Explorations with Spreadsheets
EMAT 6680 - Assignment 12
by Mary Bruce
In this assignment the author will illustrate how spreadsheets (Microsoft Excel in this writeup) can be used to manipulate data and, in particular, create mathematical models for data to be used for regression analysis.
The following data represents lumber output per tree (in 100s of board feet) based on the age of the tree:
Age of Tree | 100s of Board Feet |
20 | 1 |
40 | 6 |
60 | |
80 | 33 |
100 | 56 |
120 | 88 |
140 | |
160 | 182 |
180 | |
200 | 320 |
Typically when one first obtains data, a scatterplot should be generated to detect possible signs of a mathematical relationship:
At a glance one might guess that there exists a mathematical model to approximate this data. The shape of the graph hints at possibly an exponential or power function to better model the data.
First the author will attempt to fit an exponential curve to the data:
The curve fits closely for the lower numbers but as the age of the tree increases, the observed data does not increase at such a high rate ( notice the outlier at age 200). Notice the residuals (difference between observed and predicted values) for this model:
Age of Tree | 100s of Board Feet | Residuals |
20 | 1 | -1.862 |
40 | 6 | 0.78509 |
60 | ||
80 | 33 | 15.682 |
100 | 56 | 24.44 |
120 | 88 | 30.488 |
140 | ||
160 | 182 | -8.993 |
180 | ||
200 | 320 | -314.3 |
One notices the exceptionally large residual at age 200 which contributes strongly to an average sum of squares of 14377.45776.

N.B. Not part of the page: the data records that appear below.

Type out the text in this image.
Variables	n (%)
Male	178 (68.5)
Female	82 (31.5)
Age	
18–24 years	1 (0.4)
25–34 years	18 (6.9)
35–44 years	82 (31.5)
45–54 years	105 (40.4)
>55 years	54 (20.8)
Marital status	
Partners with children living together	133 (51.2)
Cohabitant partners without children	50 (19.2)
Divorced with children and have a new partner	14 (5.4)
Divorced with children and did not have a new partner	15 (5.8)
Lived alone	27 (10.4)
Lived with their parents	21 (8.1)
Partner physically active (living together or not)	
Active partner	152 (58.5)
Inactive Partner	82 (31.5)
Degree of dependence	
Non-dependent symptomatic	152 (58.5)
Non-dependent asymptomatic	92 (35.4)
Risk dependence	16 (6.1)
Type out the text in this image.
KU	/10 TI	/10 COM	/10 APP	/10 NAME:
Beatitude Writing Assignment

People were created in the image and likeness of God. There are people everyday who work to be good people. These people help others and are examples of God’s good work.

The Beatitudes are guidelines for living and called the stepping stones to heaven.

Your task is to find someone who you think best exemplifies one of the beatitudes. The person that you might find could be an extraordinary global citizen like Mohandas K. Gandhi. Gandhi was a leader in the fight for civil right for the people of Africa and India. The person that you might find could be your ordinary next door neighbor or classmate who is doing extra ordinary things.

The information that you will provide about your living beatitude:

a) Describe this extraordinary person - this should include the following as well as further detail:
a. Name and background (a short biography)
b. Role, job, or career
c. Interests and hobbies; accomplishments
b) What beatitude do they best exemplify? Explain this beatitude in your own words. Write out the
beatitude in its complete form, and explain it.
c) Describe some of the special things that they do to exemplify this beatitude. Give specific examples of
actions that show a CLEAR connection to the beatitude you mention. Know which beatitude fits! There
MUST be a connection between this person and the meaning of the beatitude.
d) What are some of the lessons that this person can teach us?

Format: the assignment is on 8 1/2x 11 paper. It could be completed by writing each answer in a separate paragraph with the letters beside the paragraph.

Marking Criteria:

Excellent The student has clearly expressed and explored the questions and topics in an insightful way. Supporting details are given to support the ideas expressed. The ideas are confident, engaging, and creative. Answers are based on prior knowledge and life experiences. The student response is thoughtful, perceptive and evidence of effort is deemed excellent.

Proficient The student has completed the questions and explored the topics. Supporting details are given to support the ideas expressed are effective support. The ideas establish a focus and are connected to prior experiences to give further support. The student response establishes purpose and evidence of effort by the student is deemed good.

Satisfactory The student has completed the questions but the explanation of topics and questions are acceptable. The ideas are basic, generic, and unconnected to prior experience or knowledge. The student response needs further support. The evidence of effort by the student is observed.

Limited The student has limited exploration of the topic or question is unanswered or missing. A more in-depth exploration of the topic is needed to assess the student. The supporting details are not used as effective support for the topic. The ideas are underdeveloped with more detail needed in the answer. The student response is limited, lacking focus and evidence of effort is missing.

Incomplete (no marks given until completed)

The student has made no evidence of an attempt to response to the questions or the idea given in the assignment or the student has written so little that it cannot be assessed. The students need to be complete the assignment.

Indicators hint that a power regression model would probably serve the data better:
Notice how exceptionally tight the trendline fits the data points with very little residual error. Most likely this will serve as our best model for the data.
Age of Tree | 100s of Board Feet | Residuals |
20 | 1 | -0.026 |
40 | 6 | 0.22586 |
60 | ||
80 | 33 | 0.50342 |
100 | 56 | -0.6756 |
120 | 88 | -1.282 |
140 | ||
160 | 182 | -0.889 |
180 | ||
200 | 320 | 1.0326 |
The mean sum of squares is a very low 0.6088090794.
Being careful not to extrapolate beyond our range of values we can now use the power model equation
y = 0.0006x^(2.4926)
to predict the lumber harvest for trees that are 60, 140 and 180 years old. The lumber output in 100s of board feet are 15.864, 131.11 and 245.296 respectively.